Guests supposed to be sitting and watching attentively were literally on their phones, standing around and talking during the awards show. The unintended message: What's happening on stage must not be interesting. 

Multiple winners and presenters on stage turned their backs to the front of the stage (and by implication to the camera and on viewers). The overall result was that the 17th Metro FM Music Awards was not enjoyable to watch - lacking flow, tempo, prestige and quality.

Potential winners have clearly not been prepped to get to the stage as fast as possible and to immediately start talking and to keep acceptance speeches short. There were long silences between segments and category wins with no sound or background music. 

The lighting was bad on stage and inside the stadium. 

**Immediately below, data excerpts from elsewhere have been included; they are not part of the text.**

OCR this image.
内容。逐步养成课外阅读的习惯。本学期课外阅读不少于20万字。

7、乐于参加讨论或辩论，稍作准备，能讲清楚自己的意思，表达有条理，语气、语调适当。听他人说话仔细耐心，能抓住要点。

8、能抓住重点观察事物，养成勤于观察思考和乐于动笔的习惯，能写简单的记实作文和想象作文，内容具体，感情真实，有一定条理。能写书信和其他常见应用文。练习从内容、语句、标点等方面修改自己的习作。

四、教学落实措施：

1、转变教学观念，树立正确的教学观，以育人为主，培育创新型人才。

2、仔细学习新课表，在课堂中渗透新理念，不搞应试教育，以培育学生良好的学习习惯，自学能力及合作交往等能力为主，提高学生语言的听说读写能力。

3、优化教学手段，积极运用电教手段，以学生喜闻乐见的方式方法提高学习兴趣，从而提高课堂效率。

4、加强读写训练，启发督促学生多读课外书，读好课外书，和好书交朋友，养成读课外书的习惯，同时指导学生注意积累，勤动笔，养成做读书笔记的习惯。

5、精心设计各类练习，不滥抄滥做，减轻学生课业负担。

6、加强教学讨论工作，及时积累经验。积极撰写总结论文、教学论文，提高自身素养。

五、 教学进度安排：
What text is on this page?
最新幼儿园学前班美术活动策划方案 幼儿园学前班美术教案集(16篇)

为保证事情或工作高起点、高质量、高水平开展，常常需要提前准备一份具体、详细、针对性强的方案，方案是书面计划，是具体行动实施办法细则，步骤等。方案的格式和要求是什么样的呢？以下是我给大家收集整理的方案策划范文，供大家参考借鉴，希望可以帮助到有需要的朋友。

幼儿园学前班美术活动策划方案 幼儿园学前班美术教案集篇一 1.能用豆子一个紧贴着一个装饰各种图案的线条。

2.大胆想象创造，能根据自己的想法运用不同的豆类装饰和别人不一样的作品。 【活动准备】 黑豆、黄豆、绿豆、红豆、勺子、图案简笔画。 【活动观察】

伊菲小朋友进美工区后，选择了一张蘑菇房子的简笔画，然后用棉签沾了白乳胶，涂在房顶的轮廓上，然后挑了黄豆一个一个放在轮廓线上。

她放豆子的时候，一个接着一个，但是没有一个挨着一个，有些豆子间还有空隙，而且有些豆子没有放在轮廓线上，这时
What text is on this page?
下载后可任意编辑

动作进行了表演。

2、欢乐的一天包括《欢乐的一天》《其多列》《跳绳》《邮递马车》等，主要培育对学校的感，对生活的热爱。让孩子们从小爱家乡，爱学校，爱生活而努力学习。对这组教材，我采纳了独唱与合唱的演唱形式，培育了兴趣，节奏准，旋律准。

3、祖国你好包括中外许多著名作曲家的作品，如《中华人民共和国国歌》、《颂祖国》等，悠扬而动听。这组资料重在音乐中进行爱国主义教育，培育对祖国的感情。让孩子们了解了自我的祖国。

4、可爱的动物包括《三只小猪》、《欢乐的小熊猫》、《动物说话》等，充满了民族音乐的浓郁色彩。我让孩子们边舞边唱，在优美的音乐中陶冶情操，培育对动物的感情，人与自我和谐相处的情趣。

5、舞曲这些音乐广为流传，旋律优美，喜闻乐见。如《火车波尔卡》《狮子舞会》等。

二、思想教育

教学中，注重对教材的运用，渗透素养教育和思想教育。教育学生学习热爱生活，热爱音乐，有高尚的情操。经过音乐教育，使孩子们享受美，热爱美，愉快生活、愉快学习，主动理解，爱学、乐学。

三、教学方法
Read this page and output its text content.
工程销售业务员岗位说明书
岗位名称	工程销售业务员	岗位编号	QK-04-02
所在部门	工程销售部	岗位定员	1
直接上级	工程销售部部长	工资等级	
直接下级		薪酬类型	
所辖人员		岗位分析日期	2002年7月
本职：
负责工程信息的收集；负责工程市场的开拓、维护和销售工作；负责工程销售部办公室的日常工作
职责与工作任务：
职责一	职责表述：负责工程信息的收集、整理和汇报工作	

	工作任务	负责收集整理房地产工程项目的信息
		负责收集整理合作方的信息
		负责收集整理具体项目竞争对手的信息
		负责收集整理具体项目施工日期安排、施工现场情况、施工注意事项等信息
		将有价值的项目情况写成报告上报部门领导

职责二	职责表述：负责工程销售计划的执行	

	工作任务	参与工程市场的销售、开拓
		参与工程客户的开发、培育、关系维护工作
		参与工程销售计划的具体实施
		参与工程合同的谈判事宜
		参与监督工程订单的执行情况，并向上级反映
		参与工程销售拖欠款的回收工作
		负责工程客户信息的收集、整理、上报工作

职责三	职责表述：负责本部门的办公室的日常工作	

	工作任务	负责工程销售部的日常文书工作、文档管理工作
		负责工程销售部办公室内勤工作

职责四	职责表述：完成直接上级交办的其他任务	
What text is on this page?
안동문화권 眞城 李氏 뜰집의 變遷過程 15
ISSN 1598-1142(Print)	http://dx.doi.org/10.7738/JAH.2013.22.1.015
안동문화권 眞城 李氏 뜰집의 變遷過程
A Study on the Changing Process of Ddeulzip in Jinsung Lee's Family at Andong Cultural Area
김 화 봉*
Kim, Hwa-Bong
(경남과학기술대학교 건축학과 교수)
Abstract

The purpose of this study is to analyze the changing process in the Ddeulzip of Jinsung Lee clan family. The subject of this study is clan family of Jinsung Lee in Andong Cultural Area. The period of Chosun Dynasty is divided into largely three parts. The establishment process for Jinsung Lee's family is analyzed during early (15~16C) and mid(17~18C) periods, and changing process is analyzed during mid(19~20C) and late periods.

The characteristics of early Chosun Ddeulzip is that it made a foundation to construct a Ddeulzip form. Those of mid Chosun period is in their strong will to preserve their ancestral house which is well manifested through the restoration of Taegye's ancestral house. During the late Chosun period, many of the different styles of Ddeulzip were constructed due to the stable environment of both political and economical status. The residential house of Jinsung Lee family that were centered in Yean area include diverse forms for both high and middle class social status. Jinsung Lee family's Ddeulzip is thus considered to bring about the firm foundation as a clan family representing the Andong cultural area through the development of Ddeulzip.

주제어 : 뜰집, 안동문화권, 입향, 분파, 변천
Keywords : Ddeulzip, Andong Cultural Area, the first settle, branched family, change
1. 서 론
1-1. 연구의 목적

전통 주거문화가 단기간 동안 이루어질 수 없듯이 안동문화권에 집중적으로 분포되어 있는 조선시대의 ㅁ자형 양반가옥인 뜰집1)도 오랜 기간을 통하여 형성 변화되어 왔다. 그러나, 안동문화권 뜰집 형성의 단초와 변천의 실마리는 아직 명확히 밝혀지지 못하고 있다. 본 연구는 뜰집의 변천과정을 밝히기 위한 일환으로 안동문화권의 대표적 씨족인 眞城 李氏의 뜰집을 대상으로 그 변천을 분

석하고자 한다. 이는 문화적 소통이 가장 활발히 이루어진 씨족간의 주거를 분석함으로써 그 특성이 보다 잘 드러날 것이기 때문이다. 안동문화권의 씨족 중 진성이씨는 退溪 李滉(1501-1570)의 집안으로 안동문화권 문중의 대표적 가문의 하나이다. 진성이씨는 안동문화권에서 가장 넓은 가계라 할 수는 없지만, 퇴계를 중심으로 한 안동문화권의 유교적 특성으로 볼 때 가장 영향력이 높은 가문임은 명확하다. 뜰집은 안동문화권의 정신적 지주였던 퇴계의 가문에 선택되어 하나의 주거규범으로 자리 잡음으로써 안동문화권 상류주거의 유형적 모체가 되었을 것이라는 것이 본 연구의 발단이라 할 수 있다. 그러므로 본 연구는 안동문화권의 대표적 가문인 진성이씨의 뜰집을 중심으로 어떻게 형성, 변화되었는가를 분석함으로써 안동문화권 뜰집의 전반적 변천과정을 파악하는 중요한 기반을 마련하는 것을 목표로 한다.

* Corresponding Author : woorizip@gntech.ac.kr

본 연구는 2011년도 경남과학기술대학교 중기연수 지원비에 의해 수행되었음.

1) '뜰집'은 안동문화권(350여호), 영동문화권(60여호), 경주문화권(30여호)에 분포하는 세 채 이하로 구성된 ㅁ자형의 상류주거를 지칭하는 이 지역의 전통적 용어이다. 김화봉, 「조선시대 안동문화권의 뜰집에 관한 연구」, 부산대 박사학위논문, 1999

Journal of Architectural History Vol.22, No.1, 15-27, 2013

Sound errors were numerous when on-stage presenters spoke but couldn't be heard since their mic channels on the sound desk were either on mute or the slider too low and equalised too late. Final output errors like a random "30" appearing as overlay over presenters' faces were laughably bad. Performers, category presenters and winners screamed into mics, causing sound distortion. 

The list of mistakes goes on and on.

It's superfluous to repeat the age-old adage of those who refuse to learn from the past are doomed to repeat it. 

Just back after a five year break, the Metro FM Music Awards is yet another very visible and telltale sign that South Africa's live awards ceremony show-and-tell way of doing things is and remains broken. 

Somehow, we refuse to learn from the mistakes from the past, refuse to improve and refuse to try and do better when it comes to live awards shows. And why it won't be getting better.